Industry was spreading in the Midlands towns of England over their lower-lying areas, as these were adjacent to the recently built canals, which the newly-developing large-scale industries used to transport needed materals in to their "dark Satanic mills" (to quote William Blake) and to transport the mills' manufactured goods out to the burgeoning markets.  Moreover, these low-lying areas were vacant when the industrialists first appeared on the scene, as such land often presented difficult drainage problems (hence "mire").  As a consequence, as town populations rapidly grew with the new industrial jobs available, the ever-industrious industrialists generally built their new streets of working-class houses on such available land (undesirable for any other purpose).  Such housing, built cheaply over wet, marshy, and somewhat unstable earth, resulted in sanitary conditions that soon became appalling.  (Many houses were built over cess-pits -- yes, the holes in this soggy ground that received the human excrement from makeshift toilets above -- and too often three to five such toilets served whole tenements and courtyards of people.)  The slums were born, for the term, as meaning "wet mire," quite adequately describes the dreadful state of the streets and courtyards of the housing on these undrained sites.  Such conditions led to the rapid deterioration of the jerry-built housing which the industrialists erected on such soggy land, and these conditions continued in the industrial towns of the Midlands well into the early years of the 20th Century.
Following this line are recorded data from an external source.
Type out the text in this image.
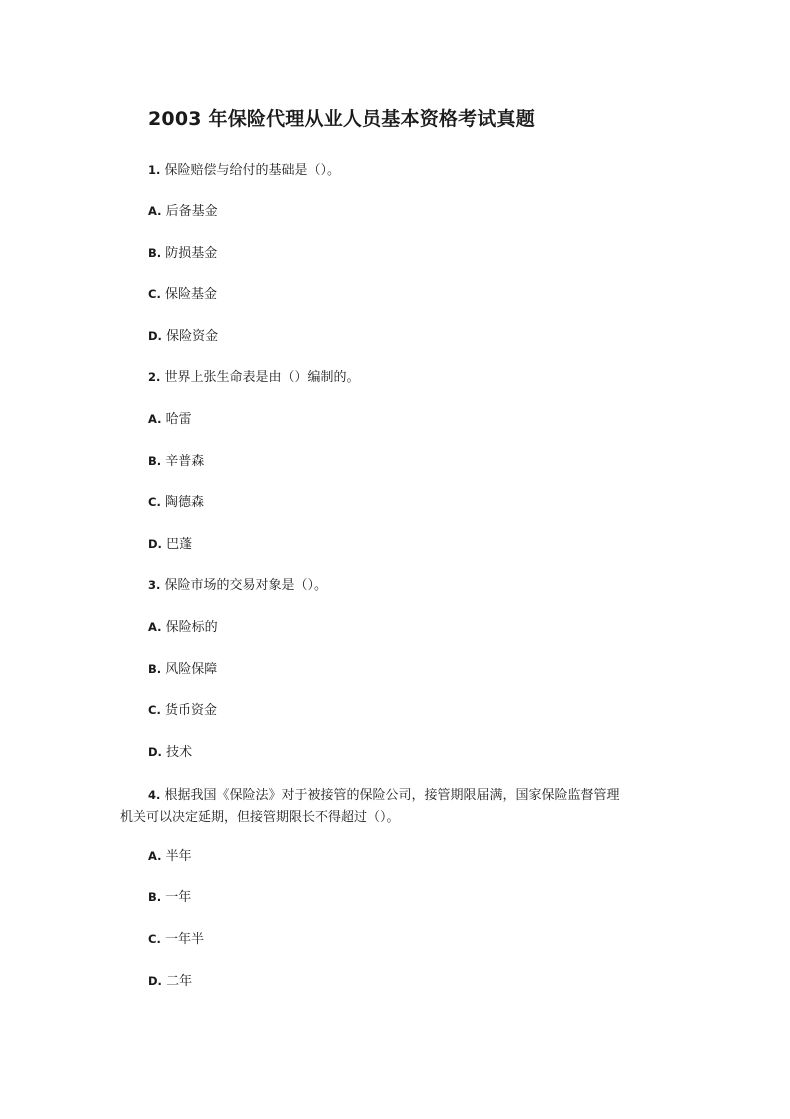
2003 年保险代理从业人员基本资格考试真题
1. 保险赔偿与给付的基础是（）。
A. 后备基金
B. 防损基金
C. 保险基金
D. 保险资金
2. 世界上张生命表是由（）编制的。
A. 哈雷
B. 辛普森
C. 陶德森
D. 巴蓬
3. 保险市场的交易对象是（）。
A. 保险标的
B. 风险保障
C. 货币资金
D. 技术
4. 根据我国《保险法》对于被接管的保险公司，接管期限届满，国家保险监督管理
机关可以决定延期，但接管期限长不得超过（）。
A. 半年
B. 一年
C. 一年半
D. 二年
Might I add that the industrial barons themselves did not build their houses near the factory works that were making them money and polluting the air, but established their residences on the "heights" above, and walked downhill to their mills each day?  Study any American town of the period as well, and you will find that the plutocrats' houses (such as remain) are invariably on the hillsides here, too (cf., Mount Auburn, Clifton, Price Hill, Walnut Hills, Tusculum Heights, etc.) -- where, need I say, they also had fresher air and better views.


02/09/18 07:35 PM #3371    

 

Jerry Ochs

Speaking of slums...

This is a tenement in a tiny village in Spain.  The small "rooms" on the ground floor jutting out from the building are the communal toilets. 


02/09/18 11:40 PM #3372    

 

Philip Spiess

Jerry:  Right over the water -- just like most medieval castles (e.g., Clifford's Tower in York, Skipton Castle, and Warwick Castle, all in England), just like in Pieter Bruegel's painting, "The Netherlandish Proverbs" (1559), and just like the 19th-century textile mill buildings of good old New England or the many early hotels in the Wild West (some with two-story toilets).  (And who's downstream drinking the water?)